The town has fascinated players in the financial sector with several M-Pesa services, banking agents, mini-supermarkets and juakali (informal) businesses surfacing which has resulted in high circulation of money in the otherwise agriculturally potential town.
Investment in the town has been boosted by the construction of an earth road by Tullow Oil Company linking Lokichar and Lokori trading centres in Turkana East District, some 20km away.
“Most transit vehicles to South Sudan make a stop-over here for meals or accommodation, making the town a 24-hour economy business centre,” said Zeinab Mohamed Hersi of Mashallah Hotel, one of the investments in the town.
“The discovery of oil has opened up more business opportunities as we are sometimes forced to increase our food offerings to meet the high demand,” says Ms Zeinab.
The establishment of micro-finance institutions and banking outlets has made financial services easily accessible to most of the town's residents who can now secure loans and set up businesses.
“Most locals, oil company employees and motorists who make stop-overs here find it convenient to send or receive cash via the mobile money transfers which has resulted in increased currency circulation and economic growth of the town,” said Loupe Akiru, an operator in the town.
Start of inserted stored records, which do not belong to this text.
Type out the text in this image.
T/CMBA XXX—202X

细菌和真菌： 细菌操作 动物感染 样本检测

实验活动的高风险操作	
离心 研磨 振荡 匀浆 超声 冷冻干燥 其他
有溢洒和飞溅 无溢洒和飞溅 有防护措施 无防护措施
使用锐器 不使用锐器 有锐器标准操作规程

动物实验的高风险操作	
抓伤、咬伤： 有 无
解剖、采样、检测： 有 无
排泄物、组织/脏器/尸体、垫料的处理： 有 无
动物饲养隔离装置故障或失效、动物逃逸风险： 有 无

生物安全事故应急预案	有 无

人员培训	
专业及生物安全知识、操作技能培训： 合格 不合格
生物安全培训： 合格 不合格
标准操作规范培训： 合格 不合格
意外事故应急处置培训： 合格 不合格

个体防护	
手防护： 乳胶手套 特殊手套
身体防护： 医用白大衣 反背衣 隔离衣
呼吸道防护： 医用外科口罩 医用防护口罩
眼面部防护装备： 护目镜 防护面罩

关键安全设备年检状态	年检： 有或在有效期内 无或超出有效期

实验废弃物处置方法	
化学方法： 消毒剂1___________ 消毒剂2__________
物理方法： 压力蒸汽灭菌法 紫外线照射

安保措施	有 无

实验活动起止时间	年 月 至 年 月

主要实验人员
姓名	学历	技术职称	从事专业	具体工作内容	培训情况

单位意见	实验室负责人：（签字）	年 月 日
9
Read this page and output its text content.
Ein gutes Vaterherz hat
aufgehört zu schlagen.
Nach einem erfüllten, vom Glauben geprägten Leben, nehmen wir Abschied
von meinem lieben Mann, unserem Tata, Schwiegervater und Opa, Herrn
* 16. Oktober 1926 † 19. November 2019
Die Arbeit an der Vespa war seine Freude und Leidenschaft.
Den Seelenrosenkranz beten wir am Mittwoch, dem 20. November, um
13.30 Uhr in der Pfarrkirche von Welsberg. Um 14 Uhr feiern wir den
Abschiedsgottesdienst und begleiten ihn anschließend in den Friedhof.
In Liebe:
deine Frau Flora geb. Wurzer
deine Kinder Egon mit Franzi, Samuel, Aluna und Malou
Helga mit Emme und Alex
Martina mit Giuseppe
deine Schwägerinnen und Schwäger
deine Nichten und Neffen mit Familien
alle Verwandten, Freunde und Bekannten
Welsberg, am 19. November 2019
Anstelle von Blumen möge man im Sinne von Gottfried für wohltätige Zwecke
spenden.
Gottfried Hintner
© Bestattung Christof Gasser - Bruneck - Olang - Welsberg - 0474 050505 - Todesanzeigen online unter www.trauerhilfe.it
The town is a transit point for industrial and agricultural products destined for South Sudan, creating employment opportunities to the locals while employees involved in oil exploration generate additional revenue to the county government.
To help revitalise business activities in the town, Turkana County Governor Josephat Nanok has prioritised security, infrastructure and promoted public-private sector partnerships to facilitate the delivery of quality services and drive further economic growth and development.
The on-going maintenance of the damaged Kainuk-Lodwar highway will attract more investors and propel the economic growth and development of Turkana County.